Since the start of the pandemic, credit card debt has been in strong decline, while debit cards have gained momentum, as Aussies switch to upfront spending. 

This has also come with the rise of BNPL which is estimated to double its 2020 market share by 2023. 

ATM cash withdrawals are now at their lowest since May 2020. 

Further data from the RBA shows that new payments platform (NPP) payments once again rose in July, now doubling since March 2020 as more institutions get with the program. 

Lockdown states cut spending

Citi's latest credit card spending insights highlighted the sharpest drop in spending came from NSW, Victoria and the ACT.

Choong Yu Lum, Head of Cards and Loans at Citi Australia, said the lockdowns was history repeating itself.

"We watched spend volumes dropping across the country as citizens tightened their belts amidst the latest outbreak. New South Wales saw the sharpest drop in spend in July, with figures reducing 23%. Spend in Victoria dropped 7% comparing July to June," Mr Lum said.

Spending on credit cards dropped 14% from June to July, recovering 4% in August on the previous month, as COVID lockdowns hampered consumer spending.

The drop has been more short-lived than the 2020 impact on spending, however.

While July 2021 volumes are 5% lower than July 2020, spend volumes in August 2021 are 2% higher than the previous year.

NSW saw the sharpest decrease in spend volumes comparing June to July, as the state grappled with the longest period of lockdown.

What's the relationship between spending and the economy?

Australians generally tighten their purse strings in times of economic uncertainty, which includes cutting the credit card.

As part of Tuesday's monetary policy decision, RBA Governor Dr Philip Lowe said Australia's economic recovery had been strongly interrupted by the 'Delta' outbreak.

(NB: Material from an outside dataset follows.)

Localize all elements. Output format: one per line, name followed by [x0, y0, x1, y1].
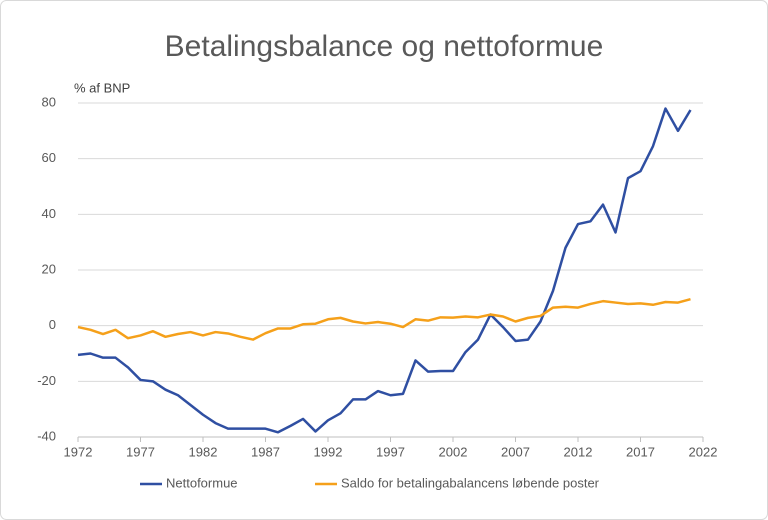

"GDP is expected to decline in the September quarter and the unemployment rate will move higher over the coming months," Dr Lowe said. 

"Much will depend on the health situation and the easing of restrictions on activity.

"In our central scenario, the economy will be growing again in the December quarter and is expected to be back around its pre-Delta path in the second half of next year."